In order to accomplish as much as possible in this capacity during the dry season, I deemed it advisable to return at once to Oregon city. Accordingly, we commenced our homeward march early on the morning of the 30th; reached the Dalles on the 9th of July, where our company separated, a part going by the emigrant road over the mountains, myself and a few others going down the river. Passed the Cascades the 11th, and arrived at Oregon city the 13th, having been absent just forty-four days.

The geography of this country is but little known, even by its oldest white inhabitants. Therefore the few remarks that the limits of this report will allow me to make on this subject, will be confined entirely to my own observations.

Nearly all that part of Oregon west of the Cascade mountains is what might be called a timbered country; there are, however, large tracts of land that are open, the most of which are on or near streams, and are mostly flat or level lands. Of the timber, I should think seven-tenths of it is of the different species of fir, and the remainder long-leafed pine and white cedar. I do not think there is a white pine tree growing in Oregon. The accounts that have been given of the immense size of the trees growing in this country are highly exaggerated. There are a few of these very large trees, but generally the trees are no larger than are found in other countries, although they are straighter and taller than any I have seen elsewhere. Away from the river-flats the country is rolling, or very hilly; but on the whole, there is much less waste and useless land in Oregon than is generally supposed. The lands upon the highest hills are as rich as those on the bottoms. No better wheat or fruit country can be found in the United States.

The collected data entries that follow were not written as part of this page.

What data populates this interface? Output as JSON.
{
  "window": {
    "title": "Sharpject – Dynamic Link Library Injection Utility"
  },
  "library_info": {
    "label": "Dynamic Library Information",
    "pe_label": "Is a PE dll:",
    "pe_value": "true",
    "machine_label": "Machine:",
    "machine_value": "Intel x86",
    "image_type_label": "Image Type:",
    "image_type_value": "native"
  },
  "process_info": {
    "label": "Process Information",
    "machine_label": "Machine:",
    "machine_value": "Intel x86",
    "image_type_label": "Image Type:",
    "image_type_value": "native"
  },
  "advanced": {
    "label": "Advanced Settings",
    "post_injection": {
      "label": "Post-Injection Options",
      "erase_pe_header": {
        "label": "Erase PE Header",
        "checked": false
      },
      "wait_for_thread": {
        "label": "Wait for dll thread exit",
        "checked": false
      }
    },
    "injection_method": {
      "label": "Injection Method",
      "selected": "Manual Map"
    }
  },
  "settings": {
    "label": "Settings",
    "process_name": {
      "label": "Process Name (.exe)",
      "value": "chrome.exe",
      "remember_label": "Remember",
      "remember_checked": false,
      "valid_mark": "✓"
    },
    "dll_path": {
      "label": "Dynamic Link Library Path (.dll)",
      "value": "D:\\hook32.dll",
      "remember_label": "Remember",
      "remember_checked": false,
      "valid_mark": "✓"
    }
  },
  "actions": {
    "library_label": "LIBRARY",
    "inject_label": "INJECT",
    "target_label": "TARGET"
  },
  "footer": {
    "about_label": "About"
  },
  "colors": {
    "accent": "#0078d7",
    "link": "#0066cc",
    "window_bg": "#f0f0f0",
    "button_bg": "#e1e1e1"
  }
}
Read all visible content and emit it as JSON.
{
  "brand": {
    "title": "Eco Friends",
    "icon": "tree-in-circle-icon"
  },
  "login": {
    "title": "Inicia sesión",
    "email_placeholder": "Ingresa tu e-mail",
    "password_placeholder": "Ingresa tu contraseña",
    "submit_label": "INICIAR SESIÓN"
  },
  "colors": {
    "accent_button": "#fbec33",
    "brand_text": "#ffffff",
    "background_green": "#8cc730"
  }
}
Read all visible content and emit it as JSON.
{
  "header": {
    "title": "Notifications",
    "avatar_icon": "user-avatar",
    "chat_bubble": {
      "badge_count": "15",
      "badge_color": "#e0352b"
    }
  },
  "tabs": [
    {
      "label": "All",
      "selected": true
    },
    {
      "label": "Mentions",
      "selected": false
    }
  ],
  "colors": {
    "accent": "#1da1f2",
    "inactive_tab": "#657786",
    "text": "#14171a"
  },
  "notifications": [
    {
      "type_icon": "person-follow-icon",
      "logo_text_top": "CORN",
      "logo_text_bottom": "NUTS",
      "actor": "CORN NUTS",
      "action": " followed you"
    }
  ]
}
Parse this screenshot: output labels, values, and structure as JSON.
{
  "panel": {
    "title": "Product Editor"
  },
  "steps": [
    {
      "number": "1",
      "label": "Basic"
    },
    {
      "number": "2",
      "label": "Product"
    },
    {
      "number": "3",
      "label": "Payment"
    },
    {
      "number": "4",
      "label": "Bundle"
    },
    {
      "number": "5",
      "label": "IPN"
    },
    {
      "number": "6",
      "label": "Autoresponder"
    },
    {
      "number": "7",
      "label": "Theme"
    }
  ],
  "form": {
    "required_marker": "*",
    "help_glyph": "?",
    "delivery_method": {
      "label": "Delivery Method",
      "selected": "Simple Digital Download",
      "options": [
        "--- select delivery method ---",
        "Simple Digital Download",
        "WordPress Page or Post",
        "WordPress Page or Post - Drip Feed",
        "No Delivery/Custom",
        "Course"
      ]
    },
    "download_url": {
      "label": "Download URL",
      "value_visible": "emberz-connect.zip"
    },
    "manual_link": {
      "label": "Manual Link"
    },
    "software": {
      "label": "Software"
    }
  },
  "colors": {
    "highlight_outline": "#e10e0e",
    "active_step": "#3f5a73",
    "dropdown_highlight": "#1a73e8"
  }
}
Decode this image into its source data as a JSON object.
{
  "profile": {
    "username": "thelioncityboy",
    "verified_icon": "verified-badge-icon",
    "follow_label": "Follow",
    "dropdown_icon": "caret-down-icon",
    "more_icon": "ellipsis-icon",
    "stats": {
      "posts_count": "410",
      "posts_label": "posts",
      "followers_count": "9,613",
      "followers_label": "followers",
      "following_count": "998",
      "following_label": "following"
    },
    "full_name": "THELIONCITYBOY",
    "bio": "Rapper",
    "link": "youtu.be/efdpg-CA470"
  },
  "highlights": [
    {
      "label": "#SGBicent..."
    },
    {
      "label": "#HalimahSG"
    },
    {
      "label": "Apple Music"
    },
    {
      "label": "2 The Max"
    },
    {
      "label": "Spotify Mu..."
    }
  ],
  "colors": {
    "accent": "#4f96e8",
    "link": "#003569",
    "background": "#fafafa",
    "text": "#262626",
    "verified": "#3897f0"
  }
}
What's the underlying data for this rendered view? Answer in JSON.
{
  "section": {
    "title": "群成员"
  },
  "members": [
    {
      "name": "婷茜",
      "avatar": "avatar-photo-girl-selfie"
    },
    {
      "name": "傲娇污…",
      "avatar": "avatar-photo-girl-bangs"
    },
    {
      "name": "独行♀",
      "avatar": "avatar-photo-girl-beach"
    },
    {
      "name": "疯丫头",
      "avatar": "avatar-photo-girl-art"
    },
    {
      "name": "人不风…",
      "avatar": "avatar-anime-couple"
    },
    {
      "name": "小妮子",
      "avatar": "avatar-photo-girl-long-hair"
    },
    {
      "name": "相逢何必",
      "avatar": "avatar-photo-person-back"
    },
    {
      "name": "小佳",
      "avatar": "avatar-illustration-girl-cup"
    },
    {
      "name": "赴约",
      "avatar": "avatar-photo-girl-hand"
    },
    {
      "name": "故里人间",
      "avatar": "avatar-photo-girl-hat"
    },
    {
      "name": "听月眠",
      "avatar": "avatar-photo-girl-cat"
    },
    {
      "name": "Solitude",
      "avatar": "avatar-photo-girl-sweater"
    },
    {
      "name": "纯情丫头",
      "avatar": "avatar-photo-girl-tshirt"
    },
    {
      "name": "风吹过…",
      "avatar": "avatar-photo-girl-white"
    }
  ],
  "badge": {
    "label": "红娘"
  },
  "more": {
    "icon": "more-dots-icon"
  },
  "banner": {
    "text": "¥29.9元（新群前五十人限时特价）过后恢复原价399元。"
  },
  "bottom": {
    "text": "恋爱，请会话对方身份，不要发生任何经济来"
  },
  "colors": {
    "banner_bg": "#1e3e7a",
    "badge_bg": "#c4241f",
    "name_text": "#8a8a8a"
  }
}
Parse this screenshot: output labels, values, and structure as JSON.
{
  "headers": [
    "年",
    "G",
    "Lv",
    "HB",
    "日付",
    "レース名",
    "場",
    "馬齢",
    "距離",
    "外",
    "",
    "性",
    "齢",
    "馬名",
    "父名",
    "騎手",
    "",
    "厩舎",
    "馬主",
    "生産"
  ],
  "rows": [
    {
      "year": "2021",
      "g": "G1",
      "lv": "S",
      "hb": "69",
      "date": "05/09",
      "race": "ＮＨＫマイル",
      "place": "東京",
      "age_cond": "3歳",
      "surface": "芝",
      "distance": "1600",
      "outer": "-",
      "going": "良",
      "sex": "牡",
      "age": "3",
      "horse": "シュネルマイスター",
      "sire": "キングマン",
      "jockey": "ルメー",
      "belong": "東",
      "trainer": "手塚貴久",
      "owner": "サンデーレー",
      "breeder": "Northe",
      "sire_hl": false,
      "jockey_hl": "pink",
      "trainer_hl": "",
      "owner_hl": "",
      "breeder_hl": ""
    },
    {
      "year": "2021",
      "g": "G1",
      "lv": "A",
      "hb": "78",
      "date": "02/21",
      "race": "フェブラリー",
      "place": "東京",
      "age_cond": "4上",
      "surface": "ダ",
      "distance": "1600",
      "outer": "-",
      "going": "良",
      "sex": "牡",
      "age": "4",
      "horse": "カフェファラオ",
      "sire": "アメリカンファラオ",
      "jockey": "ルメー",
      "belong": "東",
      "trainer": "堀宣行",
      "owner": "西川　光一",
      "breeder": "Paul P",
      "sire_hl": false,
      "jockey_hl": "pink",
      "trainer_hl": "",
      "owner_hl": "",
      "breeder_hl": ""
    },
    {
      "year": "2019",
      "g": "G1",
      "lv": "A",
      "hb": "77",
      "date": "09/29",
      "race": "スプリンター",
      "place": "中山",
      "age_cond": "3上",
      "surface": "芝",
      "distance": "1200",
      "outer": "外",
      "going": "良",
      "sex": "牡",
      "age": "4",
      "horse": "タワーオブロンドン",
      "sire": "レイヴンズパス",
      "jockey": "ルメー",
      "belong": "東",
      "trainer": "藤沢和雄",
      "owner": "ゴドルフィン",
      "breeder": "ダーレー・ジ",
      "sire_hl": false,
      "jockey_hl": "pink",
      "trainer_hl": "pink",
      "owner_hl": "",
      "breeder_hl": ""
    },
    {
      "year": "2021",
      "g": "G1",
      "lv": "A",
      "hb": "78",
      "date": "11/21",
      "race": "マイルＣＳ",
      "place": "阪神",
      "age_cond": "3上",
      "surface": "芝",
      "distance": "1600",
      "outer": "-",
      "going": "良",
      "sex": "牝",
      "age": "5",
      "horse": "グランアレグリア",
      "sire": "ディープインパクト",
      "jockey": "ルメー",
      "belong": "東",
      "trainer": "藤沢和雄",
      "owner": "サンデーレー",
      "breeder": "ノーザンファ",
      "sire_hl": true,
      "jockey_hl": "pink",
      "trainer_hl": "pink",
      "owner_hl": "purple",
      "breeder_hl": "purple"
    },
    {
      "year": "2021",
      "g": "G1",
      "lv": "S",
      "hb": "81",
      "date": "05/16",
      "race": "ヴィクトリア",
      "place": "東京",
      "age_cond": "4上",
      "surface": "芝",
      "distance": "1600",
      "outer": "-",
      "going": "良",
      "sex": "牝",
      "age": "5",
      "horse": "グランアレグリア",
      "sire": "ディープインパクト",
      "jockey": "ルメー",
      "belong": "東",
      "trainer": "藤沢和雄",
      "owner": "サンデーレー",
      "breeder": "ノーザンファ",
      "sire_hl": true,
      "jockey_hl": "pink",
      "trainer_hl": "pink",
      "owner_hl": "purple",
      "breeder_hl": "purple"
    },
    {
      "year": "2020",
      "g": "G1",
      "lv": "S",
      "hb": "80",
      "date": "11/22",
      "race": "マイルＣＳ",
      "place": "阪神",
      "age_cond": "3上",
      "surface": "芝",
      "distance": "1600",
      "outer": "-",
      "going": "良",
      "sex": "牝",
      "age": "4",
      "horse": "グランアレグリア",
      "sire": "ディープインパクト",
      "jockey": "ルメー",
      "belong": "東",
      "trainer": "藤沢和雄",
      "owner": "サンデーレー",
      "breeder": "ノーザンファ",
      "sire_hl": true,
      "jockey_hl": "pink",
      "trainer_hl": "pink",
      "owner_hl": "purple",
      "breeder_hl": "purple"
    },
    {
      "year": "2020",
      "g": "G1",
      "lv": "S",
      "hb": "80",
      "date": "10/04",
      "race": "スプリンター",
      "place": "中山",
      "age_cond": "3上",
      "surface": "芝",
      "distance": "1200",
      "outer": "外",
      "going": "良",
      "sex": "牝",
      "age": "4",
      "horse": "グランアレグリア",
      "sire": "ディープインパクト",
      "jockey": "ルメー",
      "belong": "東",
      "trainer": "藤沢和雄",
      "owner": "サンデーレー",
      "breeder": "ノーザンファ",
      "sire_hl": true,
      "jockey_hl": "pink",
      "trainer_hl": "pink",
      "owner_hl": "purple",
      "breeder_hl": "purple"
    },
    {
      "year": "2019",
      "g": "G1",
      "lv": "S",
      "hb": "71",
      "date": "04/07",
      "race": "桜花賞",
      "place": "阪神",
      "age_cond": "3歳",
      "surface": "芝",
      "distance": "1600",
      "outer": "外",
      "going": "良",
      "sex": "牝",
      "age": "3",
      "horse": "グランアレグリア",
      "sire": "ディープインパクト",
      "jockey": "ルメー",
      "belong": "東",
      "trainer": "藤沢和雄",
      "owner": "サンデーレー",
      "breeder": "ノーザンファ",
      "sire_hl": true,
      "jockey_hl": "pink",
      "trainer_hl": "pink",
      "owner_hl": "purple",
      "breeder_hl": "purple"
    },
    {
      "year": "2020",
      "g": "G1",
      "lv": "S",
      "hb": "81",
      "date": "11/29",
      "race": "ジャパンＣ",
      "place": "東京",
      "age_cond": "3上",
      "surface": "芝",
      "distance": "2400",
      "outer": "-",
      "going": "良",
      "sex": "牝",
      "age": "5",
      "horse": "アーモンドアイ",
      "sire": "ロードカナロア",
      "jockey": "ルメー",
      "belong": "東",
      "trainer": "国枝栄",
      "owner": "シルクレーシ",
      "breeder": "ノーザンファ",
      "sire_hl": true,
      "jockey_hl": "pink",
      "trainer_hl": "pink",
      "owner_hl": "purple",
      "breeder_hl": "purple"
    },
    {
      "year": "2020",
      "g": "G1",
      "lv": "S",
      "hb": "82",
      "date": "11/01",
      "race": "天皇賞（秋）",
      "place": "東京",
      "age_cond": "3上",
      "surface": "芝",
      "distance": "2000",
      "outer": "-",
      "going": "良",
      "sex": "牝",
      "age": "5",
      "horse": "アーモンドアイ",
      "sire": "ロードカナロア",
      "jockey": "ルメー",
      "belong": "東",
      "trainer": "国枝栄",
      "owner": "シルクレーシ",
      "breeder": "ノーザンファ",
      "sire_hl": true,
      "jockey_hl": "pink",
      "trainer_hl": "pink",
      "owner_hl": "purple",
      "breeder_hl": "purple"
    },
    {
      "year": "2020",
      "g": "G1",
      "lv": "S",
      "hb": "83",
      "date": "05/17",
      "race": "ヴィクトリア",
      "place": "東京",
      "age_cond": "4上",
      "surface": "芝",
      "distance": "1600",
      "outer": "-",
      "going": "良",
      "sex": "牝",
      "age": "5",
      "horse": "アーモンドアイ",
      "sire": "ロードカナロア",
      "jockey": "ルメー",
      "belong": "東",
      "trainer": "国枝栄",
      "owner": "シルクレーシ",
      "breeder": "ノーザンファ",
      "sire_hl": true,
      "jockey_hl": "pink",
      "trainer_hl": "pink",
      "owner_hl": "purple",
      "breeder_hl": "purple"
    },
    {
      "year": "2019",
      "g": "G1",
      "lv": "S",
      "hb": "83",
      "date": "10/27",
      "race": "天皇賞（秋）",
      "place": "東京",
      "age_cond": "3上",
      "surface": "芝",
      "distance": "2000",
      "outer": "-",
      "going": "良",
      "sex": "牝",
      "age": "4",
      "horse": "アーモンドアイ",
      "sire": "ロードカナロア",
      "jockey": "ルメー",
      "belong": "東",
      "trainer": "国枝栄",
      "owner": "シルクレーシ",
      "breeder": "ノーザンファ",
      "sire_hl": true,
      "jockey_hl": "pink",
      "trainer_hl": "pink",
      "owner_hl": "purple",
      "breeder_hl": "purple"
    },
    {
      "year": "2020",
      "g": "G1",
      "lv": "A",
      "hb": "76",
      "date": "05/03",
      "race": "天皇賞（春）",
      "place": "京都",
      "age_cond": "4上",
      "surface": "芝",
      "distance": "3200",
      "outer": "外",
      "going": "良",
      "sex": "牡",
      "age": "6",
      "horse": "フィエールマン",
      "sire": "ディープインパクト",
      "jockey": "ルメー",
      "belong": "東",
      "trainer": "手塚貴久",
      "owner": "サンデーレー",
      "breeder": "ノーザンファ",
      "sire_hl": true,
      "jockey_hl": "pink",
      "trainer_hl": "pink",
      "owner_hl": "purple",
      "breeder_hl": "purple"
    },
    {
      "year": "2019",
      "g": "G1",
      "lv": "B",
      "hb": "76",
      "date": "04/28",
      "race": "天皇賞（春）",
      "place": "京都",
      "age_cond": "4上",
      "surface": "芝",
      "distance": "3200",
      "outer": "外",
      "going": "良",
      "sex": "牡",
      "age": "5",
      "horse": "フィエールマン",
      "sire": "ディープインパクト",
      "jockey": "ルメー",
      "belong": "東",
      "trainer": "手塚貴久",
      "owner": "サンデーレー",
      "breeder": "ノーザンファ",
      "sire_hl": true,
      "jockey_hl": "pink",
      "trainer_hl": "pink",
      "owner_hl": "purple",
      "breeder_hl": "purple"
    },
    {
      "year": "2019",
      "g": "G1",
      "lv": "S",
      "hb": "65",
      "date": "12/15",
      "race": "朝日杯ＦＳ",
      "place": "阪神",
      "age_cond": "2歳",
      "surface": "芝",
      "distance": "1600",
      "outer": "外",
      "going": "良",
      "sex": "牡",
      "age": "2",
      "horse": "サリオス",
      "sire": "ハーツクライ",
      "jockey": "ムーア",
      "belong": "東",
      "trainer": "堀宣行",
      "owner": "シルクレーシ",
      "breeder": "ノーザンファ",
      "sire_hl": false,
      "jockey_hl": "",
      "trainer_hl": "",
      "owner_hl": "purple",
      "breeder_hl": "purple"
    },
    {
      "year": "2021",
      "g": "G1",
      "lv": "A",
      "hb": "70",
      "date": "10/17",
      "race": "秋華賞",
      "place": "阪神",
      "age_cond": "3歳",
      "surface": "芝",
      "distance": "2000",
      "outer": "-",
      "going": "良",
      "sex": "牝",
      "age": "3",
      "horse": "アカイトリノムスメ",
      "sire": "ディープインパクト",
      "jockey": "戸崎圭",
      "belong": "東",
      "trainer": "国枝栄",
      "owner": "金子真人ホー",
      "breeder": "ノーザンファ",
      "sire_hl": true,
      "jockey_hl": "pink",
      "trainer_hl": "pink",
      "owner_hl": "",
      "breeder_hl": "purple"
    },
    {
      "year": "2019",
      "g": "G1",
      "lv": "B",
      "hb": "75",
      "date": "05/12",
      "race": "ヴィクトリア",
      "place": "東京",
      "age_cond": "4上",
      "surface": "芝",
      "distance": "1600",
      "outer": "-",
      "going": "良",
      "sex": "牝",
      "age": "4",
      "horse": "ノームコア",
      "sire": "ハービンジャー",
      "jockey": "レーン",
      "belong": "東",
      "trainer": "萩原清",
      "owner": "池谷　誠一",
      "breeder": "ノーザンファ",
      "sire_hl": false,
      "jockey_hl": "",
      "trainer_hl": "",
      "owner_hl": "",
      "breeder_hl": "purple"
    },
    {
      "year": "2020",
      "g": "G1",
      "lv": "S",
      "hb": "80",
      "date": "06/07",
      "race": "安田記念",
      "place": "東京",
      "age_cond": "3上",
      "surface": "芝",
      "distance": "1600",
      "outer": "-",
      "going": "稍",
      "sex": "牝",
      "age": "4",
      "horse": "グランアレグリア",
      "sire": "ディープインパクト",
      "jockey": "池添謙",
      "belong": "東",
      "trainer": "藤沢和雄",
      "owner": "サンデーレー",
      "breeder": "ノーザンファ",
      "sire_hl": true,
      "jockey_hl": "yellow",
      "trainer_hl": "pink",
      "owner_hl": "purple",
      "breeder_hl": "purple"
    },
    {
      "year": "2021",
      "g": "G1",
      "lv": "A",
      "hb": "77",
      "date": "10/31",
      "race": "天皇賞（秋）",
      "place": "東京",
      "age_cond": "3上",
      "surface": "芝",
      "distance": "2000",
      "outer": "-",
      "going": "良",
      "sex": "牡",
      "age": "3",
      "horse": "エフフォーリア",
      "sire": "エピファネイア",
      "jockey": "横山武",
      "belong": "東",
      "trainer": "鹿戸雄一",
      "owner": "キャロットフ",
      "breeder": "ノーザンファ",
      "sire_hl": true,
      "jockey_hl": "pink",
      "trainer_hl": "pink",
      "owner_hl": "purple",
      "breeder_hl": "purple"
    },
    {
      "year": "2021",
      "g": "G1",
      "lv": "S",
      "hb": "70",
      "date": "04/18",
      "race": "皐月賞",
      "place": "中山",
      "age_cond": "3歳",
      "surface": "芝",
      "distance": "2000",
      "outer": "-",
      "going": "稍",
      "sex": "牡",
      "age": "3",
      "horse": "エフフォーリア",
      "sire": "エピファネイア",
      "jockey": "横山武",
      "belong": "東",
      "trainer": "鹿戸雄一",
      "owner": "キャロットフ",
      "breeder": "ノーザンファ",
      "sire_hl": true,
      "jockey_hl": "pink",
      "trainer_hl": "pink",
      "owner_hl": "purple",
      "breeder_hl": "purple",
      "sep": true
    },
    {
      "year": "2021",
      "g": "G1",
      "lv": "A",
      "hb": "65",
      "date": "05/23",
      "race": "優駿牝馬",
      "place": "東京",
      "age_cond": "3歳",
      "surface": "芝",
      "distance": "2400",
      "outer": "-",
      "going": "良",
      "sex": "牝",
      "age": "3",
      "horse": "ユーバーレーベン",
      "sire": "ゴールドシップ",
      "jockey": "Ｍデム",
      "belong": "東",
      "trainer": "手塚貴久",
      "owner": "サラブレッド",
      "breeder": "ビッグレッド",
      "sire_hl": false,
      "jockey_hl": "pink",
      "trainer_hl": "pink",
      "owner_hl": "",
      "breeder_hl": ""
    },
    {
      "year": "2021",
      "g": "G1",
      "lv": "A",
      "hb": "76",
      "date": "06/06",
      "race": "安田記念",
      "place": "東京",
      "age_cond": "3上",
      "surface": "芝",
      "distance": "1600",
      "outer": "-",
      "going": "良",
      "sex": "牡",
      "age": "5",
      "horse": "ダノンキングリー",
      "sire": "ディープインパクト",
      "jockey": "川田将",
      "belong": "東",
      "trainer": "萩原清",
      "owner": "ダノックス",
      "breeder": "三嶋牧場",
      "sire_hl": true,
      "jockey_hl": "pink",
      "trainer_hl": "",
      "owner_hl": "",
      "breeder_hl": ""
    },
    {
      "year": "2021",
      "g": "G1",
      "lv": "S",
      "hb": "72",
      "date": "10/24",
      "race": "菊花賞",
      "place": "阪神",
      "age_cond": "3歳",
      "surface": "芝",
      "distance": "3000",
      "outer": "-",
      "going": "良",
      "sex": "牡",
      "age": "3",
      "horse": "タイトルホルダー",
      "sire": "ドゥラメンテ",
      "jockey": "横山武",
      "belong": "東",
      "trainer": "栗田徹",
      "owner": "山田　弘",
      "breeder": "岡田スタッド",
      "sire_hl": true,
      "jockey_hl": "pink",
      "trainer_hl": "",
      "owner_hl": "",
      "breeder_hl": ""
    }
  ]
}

That part of Oregon east of the Cascade mountains is an open rolling prairie country, everywhere except upon what are called the Blue mountains, which are from one hundred to one hundred and fifty miles east of the Cascade range. On these are large quantities of yellow pine.

The open prairie lands extend across the whole width of Oregon, from north to south, and, I think is a good wheat country, and, as stated in my travels, well adapted to the raising of sheep, cattle, and horses.

Two of the buildings that I was instructed to have built for the government will soon be finished. I will, upon their completion, forward full vouchers for labor done on them, and for such materials as have not been already accounted for.

I have the honor to remain you most obedient servant,

ANSON DART,

Superintendent of Indian Affairs for Oregon Territory.